As expectativas referentes à relação professor-aluno no ensino tradicional não
divergem das expectativas na educação à distância. Tanto o professor da “era da
informação”, na educação à distância, quanto o professor no ensino tradicional,
deveria ser um professor educador, orientador, que aceitasse uma turma não
homogênea. O aluno, por sua vez, deveria ser agente do seu processo de
aprendizagem, deveria se envolver, se responsabilizar pelo processo educacional,
deveria sair da posição passiva de espectador e assumir o papel principal,
interagindo, colaborando, cooperando, sendo o próprio diretor das suas atuações.

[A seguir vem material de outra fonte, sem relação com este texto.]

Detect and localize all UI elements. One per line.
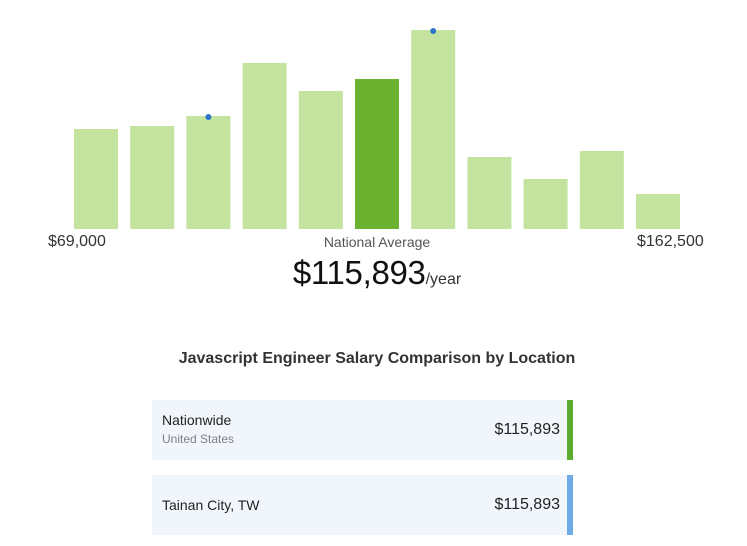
histogram-bar-national-average [355, 79, 399, 229]
location-card-tainan[interactable]: Tainan City, TW $115,893 [152, 475, 573, 535]
location-indicator-bar [567, 400, 573, 460]
axis-min-label: $69,000 [48, 233, 106, 250]
location-indicator-bar [567, 475, 573, 535]
location-salary: $115,893 [494, 496, 560, 513]
histogram-marker-dot [205, 114, 212, 120]
histogram-bar [579, 151, 624, 229]
national-average-value: $115,893/year [0, 254, 747, 292]
location-subtitle: United States [162, 432, 235, 446]
histogram-bar [130, 126, 175, 229]
histogram-bar [74, 129, 118, 229]
histogram-bar [523, 179, 568, 229]
average-salary: $115,893 [292, 254, 426, 291]
location-name: Nationwide [162, 412, 232, 428]
histogram-bar [467, 157, 512, 229]
salary-histogram [74, 28, 680, 229]
histogram-bar [186, 116, 231, 229]
national-average-caption: National Average [323, 234, 431, 250]
histogram-bar [636, 194, 680, 229]
average-salary-unit: /year [425, 271, 462, 288]
histogram-bar [411, 30, 456, 229]
comparison-title: Javascript Engineer Salary Comparison by… [178, 350, 576, 367]
location-salary: $115,893 [494, 421, 560, 438]
histogram-marker-dot [430, 28, 437, 34]
histogram-bar [242, 63, 287, 229]
location-card-nationwide[interactable]: Nationwide United States $115,893 [152, 400, 573, 460]
histogram-bar [298, 91, 343, 229]
axis-max-label: $162,500 [637, 233, 704, 250]
location-name: Tainan City, TW [162, 497, 260, 513]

Ambos, professor e aluno, deveriam estabelecer uma relação de troca, de
cooperação, de construção em comum. Verifica-se que as expectativas não se
alteram, elas se sobrepõem.
Quanto à transferência na EaD, os textos de Freud nos levaram a concluir
que esta poderá se estabelecer dentro ou fora do processo analítico. Contudo, existe
algo a ser considerado. O tripé que constitui a formação do analista – a análise
pessoal, o estudo teórico, e a supervisão clínica – possibilita ao analista identificar o
estabelecimento da transferência e manejá-la. Ao contrário, na relação professoraluno, embora a transferência se estabeleça, nem sempre o educador consegue
identificá-la e manejá-la.
Quando chegamos ao final dessa pesquisa pudemos dar conta de que muitas
questões ficaram sem resposta, como por exemplo: o ambiente na EaD propicia
uma mudança no perfil do aluno e do professor? Percebemos que para responder a
essa indagação faz-se necessário construir instrumentos que possibilitem uma
92
pesquisa de campo e um aprofundamento teórico. Sendo assim, propomos a
endereçar essas questões a uma nova pesquisa acadêmica.